Sonntag, 10. November 2013

Interview mit Verahzad


Meine erste Gesprächspartnerin ist Verahzad. Sie gab mir als erste weibliche Tänzerin die Chance, ich zu sein, meine Tanzideen auf ihren Shows zu zeigen und die Choreographien ihren Schülerinnen bei zu bringen. Sie traf auf mich gleichberechtigt und nicht als Lehrerin, zu der sie allerdings dann über die Jahre wurde. Philosophieren, beraten, zuhören, sich mit mir aufregen, manchmal auch in den Allerwertesten treten ;). Ich liebe sie, weil sie in dem ganzen System "Szene" ihren Platz gefunden und erhalten hat. Aber was viel wichtiger ist, neben der Tänzerin sich auch mit der Seite "Mensch" beschäftigt, pflegt und zeigt.
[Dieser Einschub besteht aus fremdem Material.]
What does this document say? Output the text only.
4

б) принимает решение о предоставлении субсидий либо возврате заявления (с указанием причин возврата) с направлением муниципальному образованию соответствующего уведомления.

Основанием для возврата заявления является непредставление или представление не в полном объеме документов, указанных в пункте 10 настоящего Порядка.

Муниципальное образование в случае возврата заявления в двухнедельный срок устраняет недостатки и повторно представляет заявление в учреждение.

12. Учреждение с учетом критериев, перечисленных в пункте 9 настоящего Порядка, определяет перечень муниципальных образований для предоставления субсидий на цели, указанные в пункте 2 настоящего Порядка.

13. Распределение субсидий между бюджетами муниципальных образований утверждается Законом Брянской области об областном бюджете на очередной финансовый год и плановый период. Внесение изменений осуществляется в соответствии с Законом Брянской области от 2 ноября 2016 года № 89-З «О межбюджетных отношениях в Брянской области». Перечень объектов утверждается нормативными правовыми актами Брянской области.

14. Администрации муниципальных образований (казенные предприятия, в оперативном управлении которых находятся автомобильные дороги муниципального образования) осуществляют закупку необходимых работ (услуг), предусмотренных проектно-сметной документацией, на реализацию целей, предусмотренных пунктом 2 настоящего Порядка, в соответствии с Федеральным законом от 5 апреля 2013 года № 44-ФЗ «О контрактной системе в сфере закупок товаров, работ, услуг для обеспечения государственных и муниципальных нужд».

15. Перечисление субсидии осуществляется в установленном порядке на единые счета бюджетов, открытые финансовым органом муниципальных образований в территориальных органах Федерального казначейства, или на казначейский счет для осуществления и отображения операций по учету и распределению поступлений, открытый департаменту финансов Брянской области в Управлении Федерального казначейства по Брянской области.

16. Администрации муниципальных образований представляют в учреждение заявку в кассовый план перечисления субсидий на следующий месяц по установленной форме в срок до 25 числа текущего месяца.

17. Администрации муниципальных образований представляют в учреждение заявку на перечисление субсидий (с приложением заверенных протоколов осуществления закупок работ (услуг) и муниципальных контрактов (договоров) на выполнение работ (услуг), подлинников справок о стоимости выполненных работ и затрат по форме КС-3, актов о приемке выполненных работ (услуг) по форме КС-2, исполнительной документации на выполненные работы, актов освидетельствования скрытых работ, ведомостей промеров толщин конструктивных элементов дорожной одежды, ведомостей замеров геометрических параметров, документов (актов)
Verahzad, startete mit dem orientalischen Tanz Ende der 80er Jahre und beschloss erst 10 Jahre später Auftrittstänzerin zu werden, was sie bis heute noch ist. Sie zählt zu den Tänzerinnen, die ihr Lebensunterhalt, zwischenzeitlich auch Alleinerziehend durch das Tanzen verdient. Unzählige Arbeit mit arabischen Tänzerinnen, türkischen und arabischen Musikern, Reisen nach Cairo, um die Kultur kennenzulernen und später zum Ahlan Wa Sahlan Festival, Modeln für die Designerin Amira el Kattan, enge Freundin von Sarah Saeeda und Lulu Sabongi, und der Glaube an die innere Kraft der Frau und den Orientalischen Tanz als den Schlüssel dazu sind nur ein Paar Stichpunkte aus einem erfahrungsreichen Tanzleben. 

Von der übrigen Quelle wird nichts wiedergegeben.